しばらく話をしてから、いつもの部屋 雲雀がいるであろう応接室へ足を運んだ。

(………ん?)

雲雀がディーノに怒りを向ける理由は2つ考えられる。

1.会う前に雲雀にとってムカついたことがあった。→つまり、八つ当たり。
2.ディーノに問題があり、ムカついている。

もしも2が原因で怒っているのだとすれば

(まさか…)

間違っているかもしれないが、聞いてみなければ分からない。
校舎の端にある階段を駆け上がり、3階まで登った。そのまま廊下を駆け抜けて、スタート地点に駆け込んだ。もちろんすぐ後に雲雀も入室し、まさに背水の陣。
ただし、普通の人ならば。
ディーノは窓際にあるデスクに座り、切れている呼吸を整えた。

「恭弥、追っかけっこはもう終わりな」
「僕はしてたつもりなんてないよ。あなたが逃げたから追い掛けただけ」
「それが自然にそーなったんだよ。もう逃げねえから」
「じゃあ咬み殺されてくれるの?」
「んなこと言ってねえよ…」

「じゃあ何?」と言う声は、爆発ギリギリな感じがする。

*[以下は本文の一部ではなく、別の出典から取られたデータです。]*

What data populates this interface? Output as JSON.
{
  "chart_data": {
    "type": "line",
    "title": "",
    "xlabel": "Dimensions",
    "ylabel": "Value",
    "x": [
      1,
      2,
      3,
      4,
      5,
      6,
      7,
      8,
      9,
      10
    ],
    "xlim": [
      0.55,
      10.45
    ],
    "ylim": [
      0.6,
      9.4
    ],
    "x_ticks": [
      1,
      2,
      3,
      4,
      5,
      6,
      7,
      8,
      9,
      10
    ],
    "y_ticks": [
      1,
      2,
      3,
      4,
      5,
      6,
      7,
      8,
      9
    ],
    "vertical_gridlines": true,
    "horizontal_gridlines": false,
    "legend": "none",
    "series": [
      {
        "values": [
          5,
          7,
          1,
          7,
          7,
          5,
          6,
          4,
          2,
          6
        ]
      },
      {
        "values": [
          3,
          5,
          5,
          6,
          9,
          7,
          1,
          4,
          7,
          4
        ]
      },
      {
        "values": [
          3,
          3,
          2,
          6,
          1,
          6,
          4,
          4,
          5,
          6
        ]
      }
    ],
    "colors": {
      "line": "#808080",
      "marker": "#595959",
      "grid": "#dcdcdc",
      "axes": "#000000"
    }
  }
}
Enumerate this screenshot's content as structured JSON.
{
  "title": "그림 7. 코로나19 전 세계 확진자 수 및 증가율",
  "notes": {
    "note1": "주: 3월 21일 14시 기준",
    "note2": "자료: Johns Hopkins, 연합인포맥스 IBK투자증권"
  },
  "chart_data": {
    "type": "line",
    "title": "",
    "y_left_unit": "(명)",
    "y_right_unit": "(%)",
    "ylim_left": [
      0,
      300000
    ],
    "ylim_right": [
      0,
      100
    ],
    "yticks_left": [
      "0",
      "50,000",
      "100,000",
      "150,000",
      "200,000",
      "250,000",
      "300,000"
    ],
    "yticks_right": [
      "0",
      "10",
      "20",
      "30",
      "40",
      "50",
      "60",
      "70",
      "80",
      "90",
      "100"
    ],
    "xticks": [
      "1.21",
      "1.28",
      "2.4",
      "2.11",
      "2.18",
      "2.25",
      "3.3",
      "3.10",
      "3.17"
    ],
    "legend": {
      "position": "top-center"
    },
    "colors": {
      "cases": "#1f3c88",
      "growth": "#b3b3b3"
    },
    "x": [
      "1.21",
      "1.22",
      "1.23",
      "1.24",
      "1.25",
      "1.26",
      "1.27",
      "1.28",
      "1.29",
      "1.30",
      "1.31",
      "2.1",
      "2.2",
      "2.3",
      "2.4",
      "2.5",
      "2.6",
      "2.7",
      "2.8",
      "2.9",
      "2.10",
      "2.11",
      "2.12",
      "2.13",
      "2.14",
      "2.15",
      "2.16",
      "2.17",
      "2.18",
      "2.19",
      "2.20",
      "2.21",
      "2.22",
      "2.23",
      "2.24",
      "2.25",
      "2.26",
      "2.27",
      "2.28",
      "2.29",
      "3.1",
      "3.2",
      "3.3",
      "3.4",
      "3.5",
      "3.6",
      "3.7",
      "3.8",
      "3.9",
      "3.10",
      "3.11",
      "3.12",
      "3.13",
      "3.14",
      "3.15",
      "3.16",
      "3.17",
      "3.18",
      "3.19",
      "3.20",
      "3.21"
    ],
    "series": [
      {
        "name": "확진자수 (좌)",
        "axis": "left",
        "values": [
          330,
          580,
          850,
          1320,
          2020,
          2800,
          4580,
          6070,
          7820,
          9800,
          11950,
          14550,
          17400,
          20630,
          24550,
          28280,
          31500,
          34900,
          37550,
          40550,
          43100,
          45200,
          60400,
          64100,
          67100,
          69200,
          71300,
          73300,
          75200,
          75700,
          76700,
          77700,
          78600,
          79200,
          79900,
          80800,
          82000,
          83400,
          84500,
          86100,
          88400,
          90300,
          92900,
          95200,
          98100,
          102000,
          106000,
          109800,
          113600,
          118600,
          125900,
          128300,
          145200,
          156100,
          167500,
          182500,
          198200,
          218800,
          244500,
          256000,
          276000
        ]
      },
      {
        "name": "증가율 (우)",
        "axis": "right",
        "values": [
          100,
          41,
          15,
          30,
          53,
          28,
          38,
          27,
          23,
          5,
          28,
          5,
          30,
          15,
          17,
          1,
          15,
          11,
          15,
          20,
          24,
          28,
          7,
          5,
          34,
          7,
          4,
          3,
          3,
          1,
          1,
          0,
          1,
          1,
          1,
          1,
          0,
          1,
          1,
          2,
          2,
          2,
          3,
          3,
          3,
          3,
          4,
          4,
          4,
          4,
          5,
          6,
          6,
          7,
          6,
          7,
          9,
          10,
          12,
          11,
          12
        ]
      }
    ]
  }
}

だが、焦ることなくディーノは答えた。

「すぐに来なくてごめんな」

雲雀の動きがピタリと止まる。

「先にツナ達んとこ行っちまって悪かったな」
「あ、あなた…何言って…」

当たり。
雲雀の顔はみるみる赤くなっていった。
その反応が可愛くて、ディーノはつい笑ってしまった。

「ちょっと!何笑ってるのさ!!」
「あ、いやいや。ごめんな。恭弥が可愛くてつい…」
「はあ!?」

いつもの雲雀なら見ることは叶わない慌てた姿も愛らしくて。ディーノは近付いて、少年を抱き締めた。

「気を付けるから。すぐ来るから。…約束、な」
「…守らないと咬み殺すよ…」
「心します」

押し付けてくる身体は、言葉とは裏腹嬉しそうで。愛されているんだなーと感じる瞬間である。

ディーノも当然嬉しくて、しばらく少年を抱き締めていた。



鬼ごっこのオニ(雲雀)は、逃げ惑う者(ディーノ)に優しく捕えられた。